How These Tools Differ in Practice
The real choice is not which MCP server can click buttons. It is where the browser runs, how much session state you need to keep, and how much debugging depth your workflow requires.
- Playwright MCP is the most flexible local option. It is the best fit when you want Playwright-style control, predictable snapshots, and the ability to choose how the browser is launched.
- Browserbase MCP is the clearest hosted option. It makes the most sense when you want managed browser infrastructure, built-in session handling, and less local operational work.
- mcp-chrome is the strongest option for working inside an already logged-in Chrome profile. Its biggest advantage is access to your real tabs, cookies, and browser state rather than a fresh automation session.
- Browser Use MCP sits between direct browser control and a hosted agent workflow. It is a better fit when persistence and longer-running tasks matter more than minimal setup.

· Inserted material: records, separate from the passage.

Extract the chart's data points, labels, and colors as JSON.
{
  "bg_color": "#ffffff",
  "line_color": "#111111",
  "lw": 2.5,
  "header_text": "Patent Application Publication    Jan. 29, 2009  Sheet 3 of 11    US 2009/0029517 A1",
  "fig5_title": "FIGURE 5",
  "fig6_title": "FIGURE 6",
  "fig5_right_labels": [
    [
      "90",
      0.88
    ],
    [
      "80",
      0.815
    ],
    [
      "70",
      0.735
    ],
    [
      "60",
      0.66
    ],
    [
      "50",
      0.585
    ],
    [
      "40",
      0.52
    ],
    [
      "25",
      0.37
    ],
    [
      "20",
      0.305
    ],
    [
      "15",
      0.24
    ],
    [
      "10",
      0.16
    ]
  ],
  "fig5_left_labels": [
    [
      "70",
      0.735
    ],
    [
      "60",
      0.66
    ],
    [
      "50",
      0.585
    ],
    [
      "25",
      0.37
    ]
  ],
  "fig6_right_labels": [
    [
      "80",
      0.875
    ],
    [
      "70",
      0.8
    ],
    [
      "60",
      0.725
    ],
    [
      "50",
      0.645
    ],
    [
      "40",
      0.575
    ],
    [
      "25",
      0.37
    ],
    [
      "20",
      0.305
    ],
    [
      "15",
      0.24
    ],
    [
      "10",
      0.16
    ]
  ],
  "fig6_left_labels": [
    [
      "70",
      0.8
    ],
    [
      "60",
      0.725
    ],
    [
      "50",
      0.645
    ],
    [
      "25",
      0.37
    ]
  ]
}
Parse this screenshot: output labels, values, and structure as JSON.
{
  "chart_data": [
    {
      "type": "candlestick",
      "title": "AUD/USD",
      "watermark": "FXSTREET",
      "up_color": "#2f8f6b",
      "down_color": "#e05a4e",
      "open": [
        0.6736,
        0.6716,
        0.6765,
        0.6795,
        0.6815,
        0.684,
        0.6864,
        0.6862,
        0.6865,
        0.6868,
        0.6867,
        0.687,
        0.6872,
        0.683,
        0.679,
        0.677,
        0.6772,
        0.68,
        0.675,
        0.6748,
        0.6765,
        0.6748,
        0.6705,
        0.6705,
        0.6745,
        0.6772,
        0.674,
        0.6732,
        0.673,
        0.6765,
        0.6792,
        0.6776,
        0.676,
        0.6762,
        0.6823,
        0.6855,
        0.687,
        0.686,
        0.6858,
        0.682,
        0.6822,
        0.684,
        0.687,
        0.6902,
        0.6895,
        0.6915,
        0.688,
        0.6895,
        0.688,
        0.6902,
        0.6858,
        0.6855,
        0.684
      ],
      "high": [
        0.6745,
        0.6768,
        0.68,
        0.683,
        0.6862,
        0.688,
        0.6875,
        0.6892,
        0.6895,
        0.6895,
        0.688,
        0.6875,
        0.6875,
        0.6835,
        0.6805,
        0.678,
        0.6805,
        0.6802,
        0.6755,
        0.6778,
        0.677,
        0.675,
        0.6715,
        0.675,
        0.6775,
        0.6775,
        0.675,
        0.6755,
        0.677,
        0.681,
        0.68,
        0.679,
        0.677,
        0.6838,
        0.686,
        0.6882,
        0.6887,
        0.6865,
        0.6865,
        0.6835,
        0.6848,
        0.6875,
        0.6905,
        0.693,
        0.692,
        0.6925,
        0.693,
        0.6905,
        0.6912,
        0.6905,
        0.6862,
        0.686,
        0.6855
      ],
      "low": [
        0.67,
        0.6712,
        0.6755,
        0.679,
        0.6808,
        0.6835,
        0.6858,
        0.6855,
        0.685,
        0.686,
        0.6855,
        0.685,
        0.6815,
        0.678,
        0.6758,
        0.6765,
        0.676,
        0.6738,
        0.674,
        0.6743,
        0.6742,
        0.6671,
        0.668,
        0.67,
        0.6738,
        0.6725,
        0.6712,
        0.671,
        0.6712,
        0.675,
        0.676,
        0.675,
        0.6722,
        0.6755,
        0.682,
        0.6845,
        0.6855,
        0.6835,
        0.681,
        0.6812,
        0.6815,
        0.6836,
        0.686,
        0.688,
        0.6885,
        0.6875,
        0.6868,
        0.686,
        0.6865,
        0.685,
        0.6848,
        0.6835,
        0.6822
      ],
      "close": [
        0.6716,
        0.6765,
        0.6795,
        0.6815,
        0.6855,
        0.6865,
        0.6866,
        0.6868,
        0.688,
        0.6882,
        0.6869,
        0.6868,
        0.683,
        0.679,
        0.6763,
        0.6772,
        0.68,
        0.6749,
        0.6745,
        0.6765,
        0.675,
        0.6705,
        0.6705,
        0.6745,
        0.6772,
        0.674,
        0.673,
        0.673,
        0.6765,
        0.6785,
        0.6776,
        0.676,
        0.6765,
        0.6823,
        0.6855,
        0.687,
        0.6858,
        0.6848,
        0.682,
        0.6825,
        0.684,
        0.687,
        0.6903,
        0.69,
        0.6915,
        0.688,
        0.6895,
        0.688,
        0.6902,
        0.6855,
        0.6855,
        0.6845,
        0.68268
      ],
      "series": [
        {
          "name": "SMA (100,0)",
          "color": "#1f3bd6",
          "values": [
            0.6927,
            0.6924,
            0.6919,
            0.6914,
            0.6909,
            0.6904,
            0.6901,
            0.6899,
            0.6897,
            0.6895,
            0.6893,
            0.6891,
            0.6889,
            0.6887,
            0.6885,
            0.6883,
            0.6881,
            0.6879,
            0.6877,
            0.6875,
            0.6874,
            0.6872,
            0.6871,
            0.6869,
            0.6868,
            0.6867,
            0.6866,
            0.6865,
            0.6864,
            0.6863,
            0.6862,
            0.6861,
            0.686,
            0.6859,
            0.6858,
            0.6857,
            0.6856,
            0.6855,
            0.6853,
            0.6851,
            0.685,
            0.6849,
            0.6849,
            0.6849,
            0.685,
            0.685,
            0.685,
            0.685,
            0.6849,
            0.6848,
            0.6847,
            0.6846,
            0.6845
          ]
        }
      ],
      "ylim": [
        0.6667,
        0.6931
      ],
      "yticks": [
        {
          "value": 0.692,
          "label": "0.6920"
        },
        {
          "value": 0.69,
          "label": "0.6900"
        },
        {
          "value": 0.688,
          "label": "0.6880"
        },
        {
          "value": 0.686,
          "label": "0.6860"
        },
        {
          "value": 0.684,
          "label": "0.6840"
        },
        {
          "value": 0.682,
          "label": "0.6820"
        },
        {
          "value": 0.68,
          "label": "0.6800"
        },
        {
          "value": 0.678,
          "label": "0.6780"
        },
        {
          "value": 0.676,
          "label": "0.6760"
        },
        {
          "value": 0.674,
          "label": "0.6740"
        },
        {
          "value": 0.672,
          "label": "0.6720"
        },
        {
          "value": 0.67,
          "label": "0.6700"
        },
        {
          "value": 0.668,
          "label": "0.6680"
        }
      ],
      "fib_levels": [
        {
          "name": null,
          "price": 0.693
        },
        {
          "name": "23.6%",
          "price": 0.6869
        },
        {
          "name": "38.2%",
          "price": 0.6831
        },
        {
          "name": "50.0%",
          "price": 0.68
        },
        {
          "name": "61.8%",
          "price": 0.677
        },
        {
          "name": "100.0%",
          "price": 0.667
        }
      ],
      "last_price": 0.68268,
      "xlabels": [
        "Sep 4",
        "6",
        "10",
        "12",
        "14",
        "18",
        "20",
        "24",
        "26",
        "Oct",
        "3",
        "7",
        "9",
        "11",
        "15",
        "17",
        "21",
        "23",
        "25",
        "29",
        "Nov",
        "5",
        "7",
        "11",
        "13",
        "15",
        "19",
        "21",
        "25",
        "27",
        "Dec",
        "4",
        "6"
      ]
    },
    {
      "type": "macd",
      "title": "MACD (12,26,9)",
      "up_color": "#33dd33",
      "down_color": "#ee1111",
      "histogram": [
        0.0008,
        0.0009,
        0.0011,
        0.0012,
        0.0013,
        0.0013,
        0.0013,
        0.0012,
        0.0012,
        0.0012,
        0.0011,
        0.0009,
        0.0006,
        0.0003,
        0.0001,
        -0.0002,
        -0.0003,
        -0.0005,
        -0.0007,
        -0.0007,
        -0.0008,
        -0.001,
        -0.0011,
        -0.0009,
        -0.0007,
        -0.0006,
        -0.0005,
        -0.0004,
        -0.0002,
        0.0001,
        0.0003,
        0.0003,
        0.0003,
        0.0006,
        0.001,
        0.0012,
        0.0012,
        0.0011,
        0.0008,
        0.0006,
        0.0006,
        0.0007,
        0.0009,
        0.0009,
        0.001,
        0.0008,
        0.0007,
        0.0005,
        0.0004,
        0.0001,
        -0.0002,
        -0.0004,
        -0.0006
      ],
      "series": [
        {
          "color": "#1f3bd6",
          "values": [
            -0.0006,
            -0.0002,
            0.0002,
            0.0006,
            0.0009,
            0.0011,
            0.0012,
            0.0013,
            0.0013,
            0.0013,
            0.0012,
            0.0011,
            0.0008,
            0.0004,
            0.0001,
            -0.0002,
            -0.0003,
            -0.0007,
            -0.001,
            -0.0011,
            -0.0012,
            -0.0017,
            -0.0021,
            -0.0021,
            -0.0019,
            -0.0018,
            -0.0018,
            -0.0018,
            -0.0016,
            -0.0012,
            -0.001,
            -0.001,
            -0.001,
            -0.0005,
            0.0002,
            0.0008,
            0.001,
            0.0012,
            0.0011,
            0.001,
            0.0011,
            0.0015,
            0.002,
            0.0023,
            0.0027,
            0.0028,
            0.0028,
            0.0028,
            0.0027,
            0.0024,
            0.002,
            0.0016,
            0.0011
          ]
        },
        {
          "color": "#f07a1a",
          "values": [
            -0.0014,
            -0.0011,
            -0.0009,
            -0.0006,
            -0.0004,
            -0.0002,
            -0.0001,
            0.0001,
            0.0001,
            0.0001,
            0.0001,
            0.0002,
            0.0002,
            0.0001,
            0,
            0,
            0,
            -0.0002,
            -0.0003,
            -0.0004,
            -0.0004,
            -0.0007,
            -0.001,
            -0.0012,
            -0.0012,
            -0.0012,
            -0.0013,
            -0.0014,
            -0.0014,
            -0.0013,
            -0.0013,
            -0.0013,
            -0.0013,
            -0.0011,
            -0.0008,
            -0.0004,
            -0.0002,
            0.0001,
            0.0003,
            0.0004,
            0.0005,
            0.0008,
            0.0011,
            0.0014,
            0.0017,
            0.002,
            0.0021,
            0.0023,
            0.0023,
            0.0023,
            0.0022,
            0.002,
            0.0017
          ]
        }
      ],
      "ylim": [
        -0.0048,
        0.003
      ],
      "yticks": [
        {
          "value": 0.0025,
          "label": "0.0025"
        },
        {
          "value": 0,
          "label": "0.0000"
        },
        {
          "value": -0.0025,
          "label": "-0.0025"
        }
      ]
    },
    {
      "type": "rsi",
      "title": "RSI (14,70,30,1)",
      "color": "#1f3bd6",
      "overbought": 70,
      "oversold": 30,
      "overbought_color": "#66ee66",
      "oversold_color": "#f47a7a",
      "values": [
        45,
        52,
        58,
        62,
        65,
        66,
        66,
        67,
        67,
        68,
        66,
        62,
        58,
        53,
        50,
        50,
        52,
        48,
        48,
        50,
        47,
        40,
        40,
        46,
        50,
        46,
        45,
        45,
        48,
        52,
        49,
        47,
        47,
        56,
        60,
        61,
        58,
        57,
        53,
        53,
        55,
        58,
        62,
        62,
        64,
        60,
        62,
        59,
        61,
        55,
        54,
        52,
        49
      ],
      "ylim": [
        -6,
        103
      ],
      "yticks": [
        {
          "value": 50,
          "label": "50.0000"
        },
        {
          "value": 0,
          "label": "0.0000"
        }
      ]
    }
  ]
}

- Chrome DevTools MCP is the specialist choice for debugging. It is less about broad automation coverage and more about inspecting performance, console output, network activity, and browser internals.
Selecting the Best Server for Your Needs
Selecting the right server depends less on raw feature count and more on what kind of browser work your agent needs to do. If you are comparing MCP servers against broader browser-agent approaches, read our breakdown of agent browsers vs Puppeteer and Playwright.
- For Highly Scalable Cloud Operations: Browserbase is the cleaner pick for hosted browser execution, while Browser Use is stronger when those cloud tasks need persistent profiles and session reuse.
- For Local Privacy and Login Reuse: The mcp-chrome server allows the agent to work within your existing browser session.
- For Technical Debugging and Audits: Chrome DevTools MCP gives the agent the data needed to analyze page performance.
- For General Development and Testing: Playwright MCP remains a reliable standard for developers who want full control over the browser engine.
Transport also matters. Stdio is simple and common for local tools, while streamable HTTP is a better fit for persistent or remote setups. Regardless of which server you choose, review its security settings, keep both host and server updated, and treat navigation restrictions like origin allowlists as operational guardrails rather than a complete security boundary.
Conclusion
Browser automation over MCP is now practical enough that the hard part is not finding a tool that works. It is choosing the one that matches the way your agent actually needs to work.
If you want the safest default, start with Playwright MCP. If you want managed cloud browsers, choose Browserbase. If you need access to your real logged-in Chrome session, choose mcp-chrome. If persistence and longer-running workflows matter most, choose Browser Use. If your main goal is debugging, audits, and browser inspection, choose Chrome DevTools MCP.
That is the real shortcut: pick based on workflow, not feature count. The best MCP server is the one that matches where your browser runs, how much state you need to keep, and how much control or visibility you need day to day.